I realise that the variable is undefined but how and where do I define it??

Can any explanations please be written in words of one syllable so that a complete moron (like me!) can understand.

Many thanks

Lizzy

 

[Vragabond]

You can simply define it anywhere in the php script prior to where it appears. Like so:

$view = '';

However, clearly $view should be something meaningful and we cannot tell what from what you told us. If I would be making wild guesses, $view is sent through the address line and so you should change all your $view occurances with [tt]$_GET['view'][/tt]. Or, if you want an easy way out, try:

$view = $_GET['view'];

 

[BizzyLizzy]

Thanks for the quick reply!. However that error message turned out to be a bit of a red herring!
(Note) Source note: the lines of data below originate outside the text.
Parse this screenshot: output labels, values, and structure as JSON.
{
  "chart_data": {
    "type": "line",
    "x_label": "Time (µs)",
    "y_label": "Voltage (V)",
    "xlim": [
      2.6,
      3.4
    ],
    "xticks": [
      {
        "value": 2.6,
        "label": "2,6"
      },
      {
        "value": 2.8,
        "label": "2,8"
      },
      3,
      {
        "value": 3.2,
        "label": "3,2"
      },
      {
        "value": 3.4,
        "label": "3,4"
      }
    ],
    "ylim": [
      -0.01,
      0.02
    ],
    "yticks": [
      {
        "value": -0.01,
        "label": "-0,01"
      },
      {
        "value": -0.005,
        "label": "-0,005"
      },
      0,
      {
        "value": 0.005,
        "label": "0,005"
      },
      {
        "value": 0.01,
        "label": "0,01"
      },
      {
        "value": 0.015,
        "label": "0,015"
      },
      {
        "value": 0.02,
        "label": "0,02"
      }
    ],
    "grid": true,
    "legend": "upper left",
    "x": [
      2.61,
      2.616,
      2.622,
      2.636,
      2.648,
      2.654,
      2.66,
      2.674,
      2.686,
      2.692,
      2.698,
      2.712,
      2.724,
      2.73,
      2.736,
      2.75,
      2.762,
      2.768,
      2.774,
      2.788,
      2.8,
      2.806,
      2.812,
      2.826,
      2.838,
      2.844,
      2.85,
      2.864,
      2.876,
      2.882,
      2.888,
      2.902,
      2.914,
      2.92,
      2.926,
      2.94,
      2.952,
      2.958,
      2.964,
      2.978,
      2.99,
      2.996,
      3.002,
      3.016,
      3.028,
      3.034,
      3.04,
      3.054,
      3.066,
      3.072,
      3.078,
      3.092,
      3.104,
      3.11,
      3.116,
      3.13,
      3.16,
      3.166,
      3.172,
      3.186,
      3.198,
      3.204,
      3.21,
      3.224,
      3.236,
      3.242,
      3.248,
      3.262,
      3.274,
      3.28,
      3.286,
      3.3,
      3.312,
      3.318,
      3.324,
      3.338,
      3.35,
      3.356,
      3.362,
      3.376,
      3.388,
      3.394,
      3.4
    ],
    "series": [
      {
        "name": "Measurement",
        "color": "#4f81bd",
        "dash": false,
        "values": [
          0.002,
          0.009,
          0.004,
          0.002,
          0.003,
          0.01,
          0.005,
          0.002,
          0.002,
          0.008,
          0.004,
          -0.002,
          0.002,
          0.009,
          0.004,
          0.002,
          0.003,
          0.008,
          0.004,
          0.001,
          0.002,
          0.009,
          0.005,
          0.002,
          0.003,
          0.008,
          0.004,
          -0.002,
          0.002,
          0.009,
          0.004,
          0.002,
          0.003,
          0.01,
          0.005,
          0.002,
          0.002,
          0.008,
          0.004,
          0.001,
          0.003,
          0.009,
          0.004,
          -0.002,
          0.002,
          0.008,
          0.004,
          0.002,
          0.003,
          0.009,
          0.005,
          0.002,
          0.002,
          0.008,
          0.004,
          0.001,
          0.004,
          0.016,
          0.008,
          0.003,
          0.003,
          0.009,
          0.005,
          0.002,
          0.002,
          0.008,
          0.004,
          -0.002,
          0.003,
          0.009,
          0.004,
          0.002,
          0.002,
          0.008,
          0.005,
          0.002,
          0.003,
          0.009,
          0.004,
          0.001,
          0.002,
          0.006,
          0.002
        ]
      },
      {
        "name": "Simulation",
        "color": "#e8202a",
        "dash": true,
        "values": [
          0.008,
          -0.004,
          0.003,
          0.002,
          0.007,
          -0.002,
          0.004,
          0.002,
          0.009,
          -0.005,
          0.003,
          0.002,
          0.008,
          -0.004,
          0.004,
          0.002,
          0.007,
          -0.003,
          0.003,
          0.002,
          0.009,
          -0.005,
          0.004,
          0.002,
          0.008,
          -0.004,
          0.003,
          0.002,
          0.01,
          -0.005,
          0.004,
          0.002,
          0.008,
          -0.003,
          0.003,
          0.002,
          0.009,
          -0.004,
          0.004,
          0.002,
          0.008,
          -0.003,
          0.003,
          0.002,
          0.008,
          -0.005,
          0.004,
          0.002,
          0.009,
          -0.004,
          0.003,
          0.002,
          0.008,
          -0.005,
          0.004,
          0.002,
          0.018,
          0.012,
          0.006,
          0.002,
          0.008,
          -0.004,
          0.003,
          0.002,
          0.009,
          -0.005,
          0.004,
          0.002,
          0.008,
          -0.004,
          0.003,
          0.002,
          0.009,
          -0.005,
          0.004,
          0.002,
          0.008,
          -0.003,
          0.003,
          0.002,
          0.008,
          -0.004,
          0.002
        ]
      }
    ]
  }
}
We have a configuration problem with PHP somewhere along the line. I have uploaded the site to a webserver I use for testing and all is fine there. Its just when I try to run it locally that I get the problem.

I thought it might be an apache config problem but I get the same issues running it on IIS as well which narrows it down somewhat to PHP!

So if anyone has any further ideas of what config areas I should be looking at I would be enormously grateful.

Its a bit of a pain when developing or in my case rewriting a website to have to upload it each time you want to see what it looks like!

Ah well at least I can now get on with writing the new content.

Cheers

Lizzy

 

[Vragabond]

Since you still did not provide any information as to where variable $view should actually be coming from and since you say it works with another configuration, I am pretty sure it is what I predicted it to be.

It works on production server because it has register globals turned on, which means that $view exists because it is picked up from address line (or some other means of transporting variables between pages). That is a poor choice from the server admin, because leaving register globals on is a serious security hole. Read here why:

http://at2.php.net/manual/en/security.registerglobals.php

Your server, probably bundled with newer version of php (in newer versions register globals is off by default where it was on before), has register globals set to off and therefore has no idea what $view is meant to be. As before, I am asking you to tell me where $view is coming from. And as before, I am assuming it is coming from the address line and should be $_GET['view'] instead.